In a dimension deep within the one they physically inhabit, this is how it's always been, this is how they've always lived, what they've always done; without ever thinking about it, Daniel has always known what Jack's body is telling him now for the first time, depended on it -- taken as given that this is how they are, what they are. It's a shared existence in a sun-drenched shadow universe, a peaceful life of domestic contentment that runs on a parallel but separate track. He's felt it sometimes, wholly unconsciously, in the breath of a replete, happy sigh, the curve of a shy, shared smile. He's glimpsed it sometimes, without direct awareness, in brief washes of deja vu, at the corners of vision, in sweet brushes of almost-memory that never come clear.
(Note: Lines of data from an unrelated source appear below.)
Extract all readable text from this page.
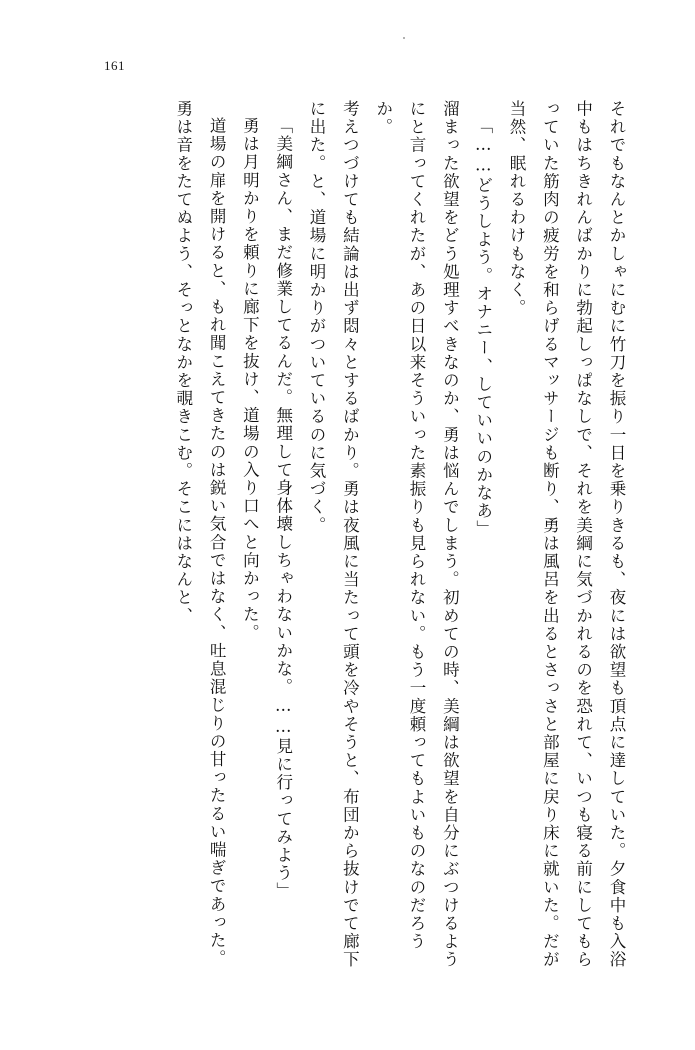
161

それでもなんとかしゃにむに竹刀を振り一日を乗りきるも、夜には欲望も頂点に達していた。夕食中も入浴中もはちきれんばかりに勃起しっぱなしで、それを美綱に気づかれるのを恐れて、いつも寝る前にしてもらっていた筋肉の疲労を和らげるマッサージも断り、勇は風呂を出るとさっさと部屋に戻り床に就いた。だが当然、眠れるわけもなく。

「……どうしよう。オナニー、していいのかなあ」

溜まった欲望をどう処理すべきなのか、勇は悩んでしまう。初めての時、美綱は欲望を自分にぶつけるようにと言ってくれたが、あの日以来そういった素振りも見られない。もう一度頼ってもよいものなのだろうか。

考えつづけても結論は出ず悶々とするばかり。勇は夜風に当たって頭を冷やそうと、布団から抜けでて廊下に出た。と、道場に明かりがついているのに気づく。

「美綱さん、まだ修業してるんだ。無理して身体壊しちゃわないかな。……見に行ってみよう」

勇は月明かりを頼りに廊下を抜け、道場の入り口へと向かった。

道場の扉を開けると、もれ聞こえてきたのは鋭い気合ではなく、吐息混じりの甘ったるい喘ぎであった。勇は音をたてぬよう、そっとなかを覗きこむ。そこにはなんと、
It can't come clear. It has no substance. It doesn't manifest in an apprehensible way. The intimate press of Jack's body, easygoing, familiar, natural, is reality turned inside-out.
Daniel hangs suspended in the suffusing convergence of dimensions. When they separate again, the realm where their true selves' projections dwell will continue no matter what he does now, or doesn't do; if he doesn't lean back into the sweaty solidity of Jack's embrace, if he doesn't push his ass into the inviting swell at Jack's groin and take Jack's hand in his sudsy hands and move it down to cup his firming cock, their parallel lives will go on undisturbed. They'll cook and laugh and watch old movies, eat and drink and make love, sleep safe in the knowledge that they'll wake again to the simple, unending contentment of each other's company. It's what they are; it's who they are; it's self-maintaining and continuous and eternal, wherever they go and whatever they do in this harsh, hard reality.
Jack's heartbeat thuds against his back. In the summer-hot, cooking-hot, arousal-hot kitchen, the fridge condenser grinds heroically, then cuts out. The only sound and movement left in the room are tiny soap bubbles popping and crackling in the sink and along Daniel's arms.
The moment stretches on, and Jack doesn't laugh it off, doesn't blame the wine, doesn't push back and ruffle Daniel's hair to downplay the embrace into a garrulous friendship display. He keeps standing there, keeps holding, as if he could stand and hold forever.
He whispers Daniel's name.
It's Friday, and they're home, and Daniel's free to say whatever comes into his head. No overthinking. No self-consciousness. No worries.
He says, "Yes," and the dimensions slide effortlessly together and meld into one.